HE LLEGADO POR FIN, VINE A INSTALARME, de María Chévez





Navegando en antiguas maderas fue costoso llegar y sin embargo los nativos
no tienen ceremonias para el primer encuentro.
Sola en el inicio, participaba únicamente de cálidos festines.
La caza de la corsa rosada estaba prohibida para mí. Una vez atrapadas,
los nativos las dejan crecer como pirámides en el centro de la isla.
Salí a cazar con ellos y sus tiernas sonrisas cuando mi piel tomó los colores
del sol.
Afrotiki la isla solitaria habitada por duendes y calandrias.
Suelen pasar
por mi ventana misteriosas garzas y perfuman de azul mi cuerpo en el
escándalo de la soledad.
Amo a los que están lejos.
Debo confesar
-que especialmente en las mañanas cuando todo está quieto,
cuando el mar no se distingue bien, brillante y esfumado por la neblina
cuando el viento deja de soplar-
detenida, sin poder volver, tengo miedo.
Acuden los recuerdos saturados de olor a naftalina. El moho verde y las
bacterias terminan destruyendo la memoria.
No solo temo los recuerdos, temo también aquel deseo inagotable, corales y amatistas donde mi cuerpo y mi alma separan sus destinos.
Una cara y un libro antes de partir. En realidad huía. Mi peregrinaje
no podía esperar. Almas gemelas esperaban con los brazos abiertos mi
llegada, con los brazos abiertos mi locura.

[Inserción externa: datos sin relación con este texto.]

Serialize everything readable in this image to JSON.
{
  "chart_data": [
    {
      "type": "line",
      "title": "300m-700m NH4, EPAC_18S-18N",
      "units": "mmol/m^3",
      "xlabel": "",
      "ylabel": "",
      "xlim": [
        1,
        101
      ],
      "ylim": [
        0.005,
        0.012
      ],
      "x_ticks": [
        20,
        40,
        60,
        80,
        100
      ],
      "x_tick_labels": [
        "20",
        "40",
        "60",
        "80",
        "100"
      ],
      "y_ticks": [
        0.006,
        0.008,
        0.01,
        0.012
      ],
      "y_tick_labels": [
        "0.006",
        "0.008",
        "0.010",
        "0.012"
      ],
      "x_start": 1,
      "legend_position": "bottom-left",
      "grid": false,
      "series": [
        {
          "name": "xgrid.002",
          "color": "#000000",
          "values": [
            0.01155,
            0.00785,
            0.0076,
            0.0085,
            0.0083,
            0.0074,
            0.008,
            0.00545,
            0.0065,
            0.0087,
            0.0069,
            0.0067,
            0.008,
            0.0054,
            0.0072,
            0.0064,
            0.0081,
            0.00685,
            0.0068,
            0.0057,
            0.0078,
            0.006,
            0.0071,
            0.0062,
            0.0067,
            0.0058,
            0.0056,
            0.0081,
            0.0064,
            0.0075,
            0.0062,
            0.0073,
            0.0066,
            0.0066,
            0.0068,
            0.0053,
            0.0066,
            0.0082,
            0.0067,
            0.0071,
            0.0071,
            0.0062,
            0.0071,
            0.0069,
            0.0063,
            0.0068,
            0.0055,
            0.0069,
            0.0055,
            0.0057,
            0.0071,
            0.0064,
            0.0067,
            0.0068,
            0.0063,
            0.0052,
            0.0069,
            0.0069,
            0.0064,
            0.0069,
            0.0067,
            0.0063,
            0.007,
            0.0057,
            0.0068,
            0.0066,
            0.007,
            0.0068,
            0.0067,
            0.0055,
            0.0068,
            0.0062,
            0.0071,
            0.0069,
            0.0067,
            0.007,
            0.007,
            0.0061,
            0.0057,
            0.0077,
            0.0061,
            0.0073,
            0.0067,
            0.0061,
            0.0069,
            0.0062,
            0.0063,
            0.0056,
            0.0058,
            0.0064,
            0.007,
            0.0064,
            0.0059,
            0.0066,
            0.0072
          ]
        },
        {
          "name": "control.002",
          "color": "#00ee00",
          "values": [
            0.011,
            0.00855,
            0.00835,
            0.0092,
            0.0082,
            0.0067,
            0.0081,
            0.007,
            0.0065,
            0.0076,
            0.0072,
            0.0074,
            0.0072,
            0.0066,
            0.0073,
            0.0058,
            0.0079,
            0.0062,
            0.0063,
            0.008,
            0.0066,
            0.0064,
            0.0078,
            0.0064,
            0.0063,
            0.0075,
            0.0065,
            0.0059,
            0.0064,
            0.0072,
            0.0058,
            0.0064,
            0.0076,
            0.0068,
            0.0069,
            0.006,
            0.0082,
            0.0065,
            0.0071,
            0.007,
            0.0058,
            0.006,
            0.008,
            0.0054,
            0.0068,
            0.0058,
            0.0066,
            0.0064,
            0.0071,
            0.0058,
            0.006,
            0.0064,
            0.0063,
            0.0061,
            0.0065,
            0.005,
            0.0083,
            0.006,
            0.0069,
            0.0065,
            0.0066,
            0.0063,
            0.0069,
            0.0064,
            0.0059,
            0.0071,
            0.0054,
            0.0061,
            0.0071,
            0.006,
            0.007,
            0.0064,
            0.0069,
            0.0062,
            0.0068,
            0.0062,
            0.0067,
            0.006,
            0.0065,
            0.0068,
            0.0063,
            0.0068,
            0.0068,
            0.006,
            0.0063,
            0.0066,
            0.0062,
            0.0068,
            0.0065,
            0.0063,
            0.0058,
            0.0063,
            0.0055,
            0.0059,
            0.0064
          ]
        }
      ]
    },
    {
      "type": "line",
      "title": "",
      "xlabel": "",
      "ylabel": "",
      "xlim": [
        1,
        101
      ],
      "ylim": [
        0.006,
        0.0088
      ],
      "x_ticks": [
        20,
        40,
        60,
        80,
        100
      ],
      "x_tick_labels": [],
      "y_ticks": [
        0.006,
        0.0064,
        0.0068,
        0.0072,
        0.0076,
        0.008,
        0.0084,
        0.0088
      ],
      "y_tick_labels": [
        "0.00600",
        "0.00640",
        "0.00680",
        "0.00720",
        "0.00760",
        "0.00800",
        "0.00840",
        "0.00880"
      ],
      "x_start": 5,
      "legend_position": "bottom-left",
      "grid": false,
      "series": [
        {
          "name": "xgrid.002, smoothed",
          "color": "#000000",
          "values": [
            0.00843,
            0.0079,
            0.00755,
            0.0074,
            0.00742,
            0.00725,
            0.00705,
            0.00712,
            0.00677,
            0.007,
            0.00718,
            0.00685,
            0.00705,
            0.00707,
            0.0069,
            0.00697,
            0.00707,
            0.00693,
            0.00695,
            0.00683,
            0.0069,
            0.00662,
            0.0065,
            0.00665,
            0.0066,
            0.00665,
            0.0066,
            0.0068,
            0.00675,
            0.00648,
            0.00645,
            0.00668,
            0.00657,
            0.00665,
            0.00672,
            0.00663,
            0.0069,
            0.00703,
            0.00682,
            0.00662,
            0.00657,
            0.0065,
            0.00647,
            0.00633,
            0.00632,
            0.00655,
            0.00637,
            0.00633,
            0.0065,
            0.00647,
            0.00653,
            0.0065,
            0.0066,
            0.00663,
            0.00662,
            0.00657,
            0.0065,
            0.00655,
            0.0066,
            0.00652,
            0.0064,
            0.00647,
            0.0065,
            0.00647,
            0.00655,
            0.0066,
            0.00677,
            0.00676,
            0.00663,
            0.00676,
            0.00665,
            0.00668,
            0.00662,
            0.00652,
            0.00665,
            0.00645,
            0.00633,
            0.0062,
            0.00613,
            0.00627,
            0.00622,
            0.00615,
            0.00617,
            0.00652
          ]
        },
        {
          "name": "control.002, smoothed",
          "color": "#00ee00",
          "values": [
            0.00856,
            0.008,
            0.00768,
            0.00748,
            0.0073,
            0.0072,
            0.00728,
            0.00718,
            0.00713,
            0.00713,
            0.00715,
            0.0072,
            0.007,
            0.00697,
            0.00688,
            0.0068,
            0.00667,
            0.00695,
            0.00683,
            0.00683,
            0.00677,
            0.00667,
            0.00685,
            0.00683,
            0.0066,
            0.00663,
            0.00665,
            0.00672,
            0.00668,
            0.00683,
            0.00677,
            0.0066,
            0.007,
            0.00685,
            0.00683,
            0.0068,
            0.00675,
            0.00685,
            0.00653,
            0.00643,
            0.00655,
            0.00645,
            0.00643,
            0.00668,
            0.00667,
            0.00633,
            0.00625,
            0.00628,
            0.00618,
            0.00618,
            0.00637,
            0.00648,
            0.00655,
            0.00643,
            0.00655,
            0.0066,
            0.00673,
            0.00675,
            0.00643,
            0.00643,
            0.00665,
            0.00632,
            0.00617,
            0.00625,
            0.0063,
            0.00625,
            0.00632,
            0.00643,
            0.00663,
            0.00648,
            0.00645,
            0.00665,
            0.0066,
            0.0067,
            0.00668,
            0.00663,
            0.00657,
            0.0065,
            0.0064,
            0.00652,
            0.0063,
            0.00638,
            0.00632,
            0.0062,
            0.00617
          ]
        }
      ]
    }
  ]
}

Y si en la soledad extravío el contorno de mi cuerpo
no me escondan como la opa triste en el fondo de la casa.
Hagan conmigo un cerco de magnolias.
Ellos antes de partir, besaron mis ojos.
Leo los libros que escribieron mis amigos y el asombro de los nativos dora
mi piel.
Entre mi piel y los nativos se interponen viejas costumbres y las
nostalgias.
Olga.
El nuevo nombre que me dieron es el lugar donde no puedo recordar
mi sexo.
En él habita la belleza.
Vivo lejos del mar, un mar magnético, íntimo, grandioso, obstinado por
las noches. Mandrágoras y rododendros crecen en sus orillas que no podré
alcanzar hasta que los reflejos ambarinos propios del lugar habiten mis
ojos.
Pienso en tus palabras, no extraño tu voz. Los nativos saben del tono
de tu voz y me han regalado para demostrarme su poder una pantera de nácar
y violencia para que acompañe mis mañanas.
Vivo con el jíbaro de los ojos azules, desconoce el límite de su nombre
él es nosotros
enhebra pacientemente collares de cabezas.
Una tarde despacio me acerqué a sus labios para sentir el frío de su hacha
Sobre mi nuca.
Retrocedí de espanto, el arma estaba fija en su corazón.
Gesto de vidrio solamente entre nosotros. Ya no habla.
Recuerdo algunas noches en mi ciudad. La vieja que cocinaba junto a mí
mermelada de frutillas.
Dos niños vagan por la playa. Sus pieles platinadas y en sus ojos, los deseados
reflejos ambarinos. Se quedarán conmigo, cambiarán mi mirada.
Crecen las alas de la pantera nacarada a causa del amor.
Pronto alcanzaré las orillas del mar.
Hoy salí a cazar la corsa rosada con los nativos.
Sé que estoy en el final.
Mojé mi cuerpo en el mar. Grandiosa, helada, la playa de la cual había
partido, frente a mis ojos, los sótanos esperan, una vidriera me devuelve
el destello ambarino en la mirada. Estoy libre, soy, quién lo duda, uno
de los extranjeros nativos.
Vuelvo a la isla porque de la isla no he podido partir.